Your hot water heater is probably the most underappreciated appliance in your home. Really – without a water heater, you wouldn’t have any of these perks:
- Steamy showers
- Warm baths
- Disinfected dishes
- Clean towels and sheets
- Hot water, period.
Given the importance of the water heater, do you really know much about it? We’re here with some things to think about when it comes to maintaining, servicing, and replacing your water heater.
The typical lifespan of residential water heaters is about ten to twelve years.
Natural gas and electric water heaters will commonly last about a decade before you need to consider replacing the system. If you are unsure how old your water heater is, the date the system was manufactured will be reflected in the serial number which you can find on the ID sticker on the water heater tank.
Aging water heaters are nothing to ignore. A water heater that is ten years or older is at more risk of springing a leak and causing water damage to your home. If your water heater is positioned in your attic or above the ground floor, the potential for catastrophic damage rises. Be sure you have your water heater maintenance every year to prevent any leaks from causing damage to your home.
The most common malfunction of residential water heaters that will entail replacement is a leaking tank.

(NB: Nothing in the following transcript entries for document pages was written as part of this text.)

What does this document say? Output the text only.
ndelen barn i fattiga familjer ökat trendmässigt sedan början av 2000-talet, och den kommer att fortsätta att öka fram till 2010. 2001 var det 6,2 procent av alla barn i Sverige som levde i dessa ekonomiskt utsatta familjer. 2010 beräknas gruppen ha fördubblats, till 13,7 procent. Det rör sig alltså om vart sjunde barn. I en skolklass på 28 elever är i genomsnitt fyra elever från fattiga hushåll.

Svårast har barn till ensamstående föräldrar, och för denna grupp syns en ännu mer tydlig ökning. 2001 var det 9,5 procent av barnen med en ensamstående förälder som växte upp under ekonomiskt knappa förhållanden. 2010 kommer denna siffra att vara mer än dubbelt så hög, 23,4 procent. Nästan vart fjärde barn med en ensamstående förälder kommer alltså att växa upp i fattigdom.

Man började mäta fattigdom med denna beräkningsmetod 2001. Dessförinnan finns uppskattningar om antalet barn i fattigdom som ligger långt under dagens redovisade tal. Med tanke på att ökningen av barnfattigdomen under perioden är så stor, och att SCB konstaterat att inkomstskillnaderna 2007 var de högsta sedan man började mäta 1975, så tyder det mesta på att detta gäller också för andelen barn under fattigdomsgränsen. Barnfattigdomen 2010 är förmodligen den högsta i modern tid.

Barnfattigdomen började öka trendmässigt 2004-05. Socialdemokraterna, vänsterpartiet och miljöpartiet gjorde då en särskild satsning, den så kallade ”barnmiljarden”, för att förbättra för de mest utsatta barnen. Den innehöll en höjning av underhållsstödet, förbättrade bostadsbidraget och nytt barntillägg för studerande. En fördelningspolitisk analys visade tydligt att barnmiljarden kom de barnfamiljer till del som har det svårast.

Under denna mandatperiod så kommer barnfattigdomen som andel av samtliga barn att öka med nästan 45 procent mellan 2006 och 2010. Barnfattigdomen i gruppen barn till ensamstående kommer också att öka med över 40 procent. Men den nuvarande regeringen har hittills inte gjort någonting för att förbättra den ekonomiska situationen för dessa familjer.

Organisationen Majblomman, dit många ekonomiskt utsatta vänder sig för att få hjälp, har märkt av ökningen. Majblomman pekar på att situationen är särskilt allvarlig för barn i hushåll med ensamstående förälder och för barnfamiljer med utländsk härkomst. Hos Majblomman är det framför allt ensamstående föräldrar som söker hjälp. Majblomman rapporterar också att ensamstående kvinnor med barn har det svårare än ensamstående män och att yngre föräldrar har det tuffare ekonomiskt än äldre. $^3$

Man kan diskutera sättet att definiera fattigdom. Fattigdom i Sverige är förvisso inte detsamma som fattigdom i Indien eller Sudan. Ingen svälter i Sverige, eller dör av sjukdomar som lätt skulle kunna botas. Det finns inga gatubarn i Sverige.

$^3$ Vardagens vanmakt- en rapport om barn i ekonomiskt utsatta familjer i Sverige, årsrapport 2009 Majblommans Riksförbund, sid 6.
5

It is a good idea to have your plumbing expert install the water heater in a drain pan with piping that allows the pan to drain outside of your home and minimize the probability of water damage. All water heaters should have a functional and obtainable shut-off valve on the inlet water supply to the tank, and a ball-type valve on the gas supply. For electric water heaters, an electrical cut off should be placed close by.
If a water heater is “undersized,” particularly a gas water heater, the equipment will breakdown in a shorter amount of time.

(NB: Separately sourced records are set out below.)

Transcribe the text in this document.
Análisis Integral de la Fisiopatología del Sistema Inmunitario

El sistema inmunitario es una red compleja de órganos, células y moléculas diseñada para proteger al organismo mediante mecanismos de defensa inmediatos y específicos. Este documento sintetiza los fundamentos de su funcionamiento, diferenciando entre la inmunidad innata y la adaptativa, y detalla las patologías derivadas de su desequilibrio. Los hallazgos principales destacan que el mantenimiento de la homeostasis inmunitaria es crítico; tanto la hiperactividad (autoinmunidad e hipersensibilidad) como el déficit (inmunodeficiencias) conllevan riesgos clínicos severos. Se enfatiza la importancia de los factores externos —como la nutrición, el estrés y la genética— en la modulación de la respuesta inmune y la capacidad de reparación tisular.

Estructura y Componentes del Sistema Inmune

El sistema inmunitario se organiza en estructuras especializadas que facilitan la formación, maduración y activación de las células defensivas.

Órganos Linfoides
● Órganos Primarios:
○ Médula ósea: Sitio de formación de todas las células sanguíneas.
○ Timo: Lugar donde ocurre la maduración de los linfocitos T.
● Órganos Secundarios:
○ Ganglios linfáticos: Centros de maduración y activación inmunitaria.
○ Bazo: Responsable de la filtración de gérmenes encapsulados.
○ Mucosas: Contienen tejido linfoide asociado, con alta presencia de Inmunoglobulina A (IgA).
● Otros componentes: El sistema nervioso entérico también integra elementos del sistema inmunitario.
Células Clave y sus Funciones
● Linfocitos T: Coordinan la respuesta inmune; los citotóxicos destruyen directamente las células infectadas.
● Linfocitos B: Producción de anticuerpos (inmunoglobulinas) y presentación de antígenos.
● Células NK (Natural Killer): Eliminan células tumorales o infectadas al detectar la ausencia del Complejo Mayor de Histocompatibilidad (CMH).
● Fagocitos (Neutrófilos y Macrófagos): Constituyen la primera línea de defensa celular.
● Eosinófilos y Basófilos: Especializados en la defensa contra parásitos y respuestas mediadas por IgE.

When a gas water heater is consistently emptied of hot water due to significant hot water utilization, the gas burner discharges more often which can produce heavy condensation on the tank exterior. The condensation can cause more rapid deterioration of the steel tank. Furthermore, the exceptional heat from the gas burner on the base of the water heater tank can also cause damage to the glass lining on the inside of the tank, which reduces the life expectancy of the water heater.

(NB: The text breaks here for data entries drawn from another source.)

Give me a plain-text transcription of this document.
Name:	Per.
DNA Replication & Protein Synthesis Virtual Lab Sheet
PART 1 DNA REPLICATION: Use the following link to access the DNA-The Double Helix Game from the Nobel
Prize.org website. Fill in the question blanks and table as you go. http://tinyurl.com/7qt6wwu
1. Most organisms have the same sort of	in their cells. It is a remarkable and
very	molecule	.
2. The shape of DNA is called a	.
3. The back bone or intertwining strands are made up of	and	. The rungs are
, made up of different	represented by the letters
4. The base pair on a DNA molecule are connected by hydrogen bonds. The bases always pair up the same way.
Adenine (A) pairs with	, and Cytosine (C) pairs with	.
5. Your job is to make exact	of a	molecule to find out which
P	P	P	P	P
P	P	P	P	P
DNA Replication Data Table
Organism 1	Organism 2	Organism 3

Water Heater sizing is an important replacement factor.
All water heaters are under pressure from the water supply, and as water is heated, it grows creating even more pressure. When contemplating replacing a water heater, it’s typically better to go with a sizable 50 gallon tank, rather than a 30 or 40 gallon tank, presuming the location will accommodate the larger size. The bigger tank will also supply you more hot water capacity.